Salvo Calì (Smi): «Assistiamo all'ennesimo assalto alla diligenza con le Regioni con le mani sul malloppo delle scarse risorse previste per la sanità. Fino a ora la partita si sta giocando sui costi standard... con le continue modifiche dell'ultima ora, l'ultima (?) quella che affossa la logica delle tre Regioni benchmark. Risolte queste controversie ritorneremo al vuoto di idee».

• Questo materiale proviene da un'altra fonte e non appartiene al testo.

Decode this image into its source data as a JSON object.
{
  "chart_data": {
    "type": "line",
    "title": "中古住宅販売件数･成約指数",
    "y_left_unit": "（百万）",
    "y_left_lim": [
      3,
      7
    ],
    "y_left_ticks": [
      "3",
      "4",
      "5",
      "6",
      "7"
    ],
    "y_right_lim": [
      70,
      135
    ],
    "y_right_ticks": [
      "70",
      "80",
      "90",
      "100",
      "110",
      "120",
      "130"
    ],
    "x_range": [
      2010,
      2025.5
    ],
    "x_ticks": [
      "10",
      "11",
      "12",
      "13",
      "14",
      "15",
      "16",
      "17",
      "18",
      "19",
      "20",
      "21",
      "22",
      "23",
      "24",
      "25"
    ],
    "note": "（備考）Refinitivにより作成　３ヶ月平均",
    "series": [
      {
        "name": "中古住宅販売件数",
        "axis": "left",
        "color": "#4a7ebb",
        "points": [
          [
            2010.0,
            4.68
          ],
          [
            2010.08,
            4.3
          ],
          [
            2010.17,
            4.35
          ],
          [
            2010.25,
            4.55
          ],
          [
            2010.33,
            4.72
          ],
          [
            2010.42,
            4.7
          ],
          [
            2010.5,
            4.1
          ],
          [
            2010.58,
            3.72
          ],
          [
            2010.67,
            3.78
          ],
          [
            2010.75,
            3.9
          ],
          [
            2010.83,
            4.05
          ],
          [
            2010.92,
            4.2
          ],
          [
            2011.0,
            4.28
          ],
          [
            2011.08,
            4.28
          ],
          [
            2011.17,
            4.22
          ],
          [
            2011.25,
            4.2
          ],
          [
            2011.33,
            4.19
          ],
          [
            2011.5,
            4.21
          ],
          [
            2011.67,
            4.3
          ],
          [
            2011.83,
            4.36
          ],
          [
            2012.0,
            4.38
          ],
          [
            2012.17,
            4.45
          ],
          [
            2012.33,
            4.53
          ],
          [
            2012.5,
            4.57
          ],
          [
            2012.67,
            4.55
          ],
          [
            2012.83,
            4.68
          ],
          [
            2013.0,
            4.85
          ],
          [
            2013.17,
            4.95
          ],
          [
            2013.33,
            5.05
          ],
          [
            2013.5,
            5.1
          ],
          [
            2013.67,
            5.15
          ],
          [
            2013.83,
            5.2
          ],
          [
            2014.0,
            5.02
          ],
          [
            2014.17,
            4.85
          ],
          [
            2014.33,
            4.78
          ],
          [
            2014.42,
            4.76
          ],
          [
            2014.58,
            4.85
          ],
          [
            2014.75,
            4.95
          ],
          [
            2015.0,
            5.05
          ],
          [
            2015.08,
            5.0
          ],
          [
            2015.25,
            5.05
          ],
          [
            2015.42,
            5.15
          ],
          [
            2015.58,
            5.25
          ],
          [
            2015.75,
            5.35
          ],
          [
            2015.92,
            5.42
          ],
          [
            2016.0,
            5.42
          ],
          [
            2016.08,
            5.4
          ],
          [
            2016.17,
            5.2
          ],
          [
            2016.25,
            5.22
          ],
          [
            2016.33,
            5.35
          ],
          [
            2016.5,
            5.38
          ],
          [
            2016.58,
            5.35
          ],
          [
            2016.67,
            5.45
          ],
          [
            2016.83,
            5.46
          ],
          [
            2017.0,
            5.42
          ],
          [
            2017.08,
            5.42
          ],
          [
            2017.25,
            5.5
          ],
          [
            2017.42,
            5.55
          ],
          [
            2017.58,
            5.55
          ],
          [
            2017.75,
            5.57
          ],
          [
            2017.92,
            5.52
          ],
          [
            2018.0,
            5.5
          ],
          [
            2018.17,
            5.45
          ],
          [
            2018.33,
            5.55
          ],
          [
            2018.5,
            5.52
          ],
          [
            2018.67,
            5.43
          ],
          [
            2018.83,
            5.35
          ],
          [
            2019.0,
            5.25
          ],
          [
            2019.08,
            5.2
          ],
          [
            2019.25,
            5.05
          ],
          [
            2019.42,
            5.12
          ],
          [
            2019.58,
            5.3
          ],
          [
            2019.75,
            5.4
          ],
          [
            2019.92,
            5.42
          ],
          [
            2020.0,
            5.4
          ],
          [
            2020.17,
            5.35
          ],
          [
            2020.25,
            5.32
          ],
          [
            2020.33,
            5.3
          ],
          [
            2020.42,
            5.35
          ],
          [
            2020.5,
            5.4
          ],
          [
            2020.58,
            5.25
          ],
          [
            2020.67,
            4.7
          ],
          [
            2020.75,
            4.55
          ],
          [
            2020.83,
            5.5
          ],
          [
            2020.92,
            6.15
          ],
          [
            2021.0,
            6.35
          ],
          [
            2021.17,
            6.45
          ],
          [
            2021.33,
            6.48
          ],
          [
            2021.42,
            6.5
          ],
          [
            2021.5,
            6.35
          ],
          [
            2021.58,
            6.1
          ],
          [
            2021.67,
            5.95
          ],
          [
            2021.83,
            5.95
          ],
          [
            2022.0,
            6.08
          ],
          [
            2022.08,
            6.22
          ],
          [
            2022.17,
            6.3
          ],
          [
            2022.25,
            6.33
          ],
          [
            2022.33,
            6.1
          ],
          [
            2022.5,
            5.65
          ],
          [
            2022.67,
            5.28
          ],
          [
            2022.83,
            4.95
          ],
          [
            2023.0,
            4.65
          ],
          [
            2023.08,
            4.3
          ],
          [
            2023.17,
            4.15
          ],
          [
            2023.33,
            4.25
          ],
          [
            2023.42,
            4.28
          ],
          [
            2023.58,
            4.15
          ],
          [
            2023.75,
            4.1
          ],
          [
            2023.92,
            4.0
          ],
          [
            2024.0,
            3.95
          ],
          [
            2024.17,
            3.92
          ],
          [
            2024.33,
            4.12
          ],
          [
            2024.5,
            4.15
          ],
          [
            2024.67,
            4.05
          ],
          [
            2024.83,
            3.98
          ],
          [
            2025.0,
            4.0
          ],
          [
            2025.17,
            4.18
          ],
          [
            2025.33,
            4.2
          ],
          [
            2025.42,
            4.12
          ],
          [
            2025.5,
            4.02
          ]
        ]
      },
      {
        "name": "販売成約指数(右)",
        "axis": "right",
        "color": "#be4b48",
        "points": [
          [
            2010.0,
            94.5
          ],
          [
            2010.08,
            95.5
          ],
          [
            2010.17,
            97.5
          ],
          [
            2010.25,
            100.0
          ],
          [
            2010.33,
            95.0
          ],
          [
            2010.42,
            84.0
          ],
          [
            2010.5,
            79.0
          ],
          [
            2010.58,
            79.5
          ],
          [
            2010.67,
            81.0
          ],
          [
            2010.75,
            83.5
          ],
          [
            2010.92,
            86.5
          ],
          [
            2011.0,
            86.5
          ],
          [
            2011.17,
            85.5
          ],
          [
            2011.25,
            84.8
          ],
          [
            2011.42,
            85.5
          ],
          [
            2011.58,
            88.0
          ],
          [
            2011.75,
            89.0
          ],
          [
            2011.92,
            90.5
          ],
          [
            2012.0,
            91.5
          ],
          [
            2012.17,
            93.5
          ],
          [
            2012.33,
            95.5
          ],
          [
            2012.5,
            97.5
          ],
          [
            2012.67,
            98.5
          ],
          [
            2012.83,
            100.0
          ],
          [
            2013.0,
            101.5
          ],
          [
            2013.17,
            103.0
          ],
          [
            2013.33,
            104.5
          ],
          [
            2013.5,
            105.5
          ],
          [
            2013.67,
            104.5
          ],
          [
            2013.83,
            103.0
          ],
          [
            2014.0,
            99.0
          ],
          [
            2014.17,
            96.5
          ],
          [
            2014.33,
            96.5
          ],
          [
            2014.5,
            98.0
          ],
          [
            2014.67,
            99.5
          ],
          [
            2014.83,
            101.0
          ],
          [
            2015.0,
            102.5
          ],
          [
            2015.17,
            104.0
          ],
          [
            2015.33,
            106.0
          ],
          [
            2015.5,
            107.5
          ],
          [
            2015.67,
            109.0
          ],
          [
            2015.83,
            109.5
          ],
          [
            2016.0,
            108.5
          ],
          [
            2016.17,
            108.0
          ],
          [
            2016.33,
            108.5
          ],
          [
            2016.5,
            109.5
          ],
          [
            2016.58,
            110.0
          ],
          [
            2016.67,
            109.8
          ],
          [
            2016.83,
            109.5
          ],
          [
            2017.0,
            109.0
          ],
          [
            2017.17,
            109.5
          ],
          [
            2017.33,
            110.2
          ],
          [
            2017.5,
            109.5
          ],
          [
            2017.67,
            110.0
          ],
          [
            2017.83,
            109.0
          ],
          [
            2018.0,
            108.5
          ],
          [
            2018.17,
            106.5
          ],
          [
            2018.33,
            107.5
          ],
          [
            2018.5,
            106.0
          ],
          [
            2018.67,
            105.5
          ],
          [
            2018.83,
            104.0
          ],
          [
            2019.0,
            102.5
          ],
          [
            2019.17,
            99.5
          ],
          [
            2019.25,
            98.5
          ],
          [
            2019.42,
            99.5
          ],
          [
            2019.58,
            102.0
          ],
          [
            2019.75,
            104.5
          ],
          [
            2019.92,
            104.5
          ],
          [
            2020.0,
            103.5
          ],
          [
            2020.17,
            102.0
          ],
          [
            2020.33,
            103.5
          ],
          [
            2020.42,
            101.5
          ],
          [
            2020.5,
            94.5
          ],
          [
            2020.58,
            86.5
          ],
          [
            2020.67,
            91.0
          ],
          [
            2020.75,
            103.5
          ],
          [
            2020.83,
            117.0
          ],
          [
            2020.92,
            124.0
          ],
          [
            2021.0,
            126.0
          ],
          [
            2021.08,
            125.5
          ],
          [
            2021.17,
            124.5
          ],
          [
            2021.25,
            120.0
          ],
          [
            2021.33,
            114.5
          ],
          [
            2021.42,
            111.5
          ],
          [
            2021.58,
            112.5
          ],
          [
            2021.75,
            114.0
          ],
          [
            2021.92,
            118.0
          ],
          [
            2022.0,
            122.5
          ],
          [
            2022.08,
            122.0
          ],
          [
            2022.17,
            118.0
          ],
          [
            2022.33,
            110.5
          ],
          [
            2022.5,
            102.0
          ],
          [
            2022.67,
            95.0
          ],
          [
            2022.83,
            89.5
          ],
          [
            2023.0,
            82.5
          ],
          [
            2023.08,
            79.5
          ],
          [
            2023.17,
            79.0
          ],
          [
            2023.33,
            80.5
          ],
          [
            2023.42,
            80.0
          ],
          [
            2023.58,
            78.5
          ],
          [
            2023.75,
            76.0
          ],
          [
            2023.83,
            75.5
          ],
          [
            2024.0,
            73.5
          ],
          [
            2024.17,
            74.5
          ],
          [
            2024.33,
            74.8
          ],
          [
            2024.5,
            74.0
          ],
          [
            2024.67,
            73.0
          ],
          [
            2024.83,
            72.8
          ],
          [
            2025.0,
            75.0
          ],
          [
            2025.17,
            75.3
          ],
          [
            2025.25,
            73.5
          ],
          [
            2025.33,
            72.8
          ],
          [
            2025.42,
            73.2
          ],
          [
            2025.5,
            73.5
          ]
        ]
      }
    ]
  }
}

Giacomo Milillo (Fimmg): «Da quanto emerso finora sul Patto non sembrano esserci elementi di novità o impegni qualificanti. Nelle schede tecniche preparatorie con riferimento alle cure primarie non c'è alcuna previsione di step, che invece sarebbe fondamentale. E poi si parla ancora di cambiamenti isorisorse. Noi vogliamo dirlo forte e chiaro: accettiamo la riscrittura a costo zero degli accordi collettivi nazionali ma non lo sviluppo dell'assistenza territoriale senza risorse».

Roberto Lala (Sumai): «Il Patto sembra andare nella giusta direzione. Se il quadro generale che emerge dai documenti non presenta numerose nubi, però, voglio rimarcare come, al di là degli annunci, non vi sia stato alcun coinvolgimento dei professionisti. Credo che un Patto così atteso e dal cammino così accidentato non possa essere costruito senza l'apporto di chi nel Ssn ci lavora ogni giorno. Credo sia un errore su cui auspico un cambio di rotta al più presto».

Angelo Testa (Snami): «I medici non possono stare tranquilli dalla letttura dei primi documenti sul Patto. E questo perché non si può pensare di abbandonare il modello monoprofessionale per abbracciare il multiprofessionale omettendo di fare una distinzione tra medicina rurale e metropolitana e senza prevedere una sperimentalità come d'obbligo quando si propongono dei cambiamenti radicali».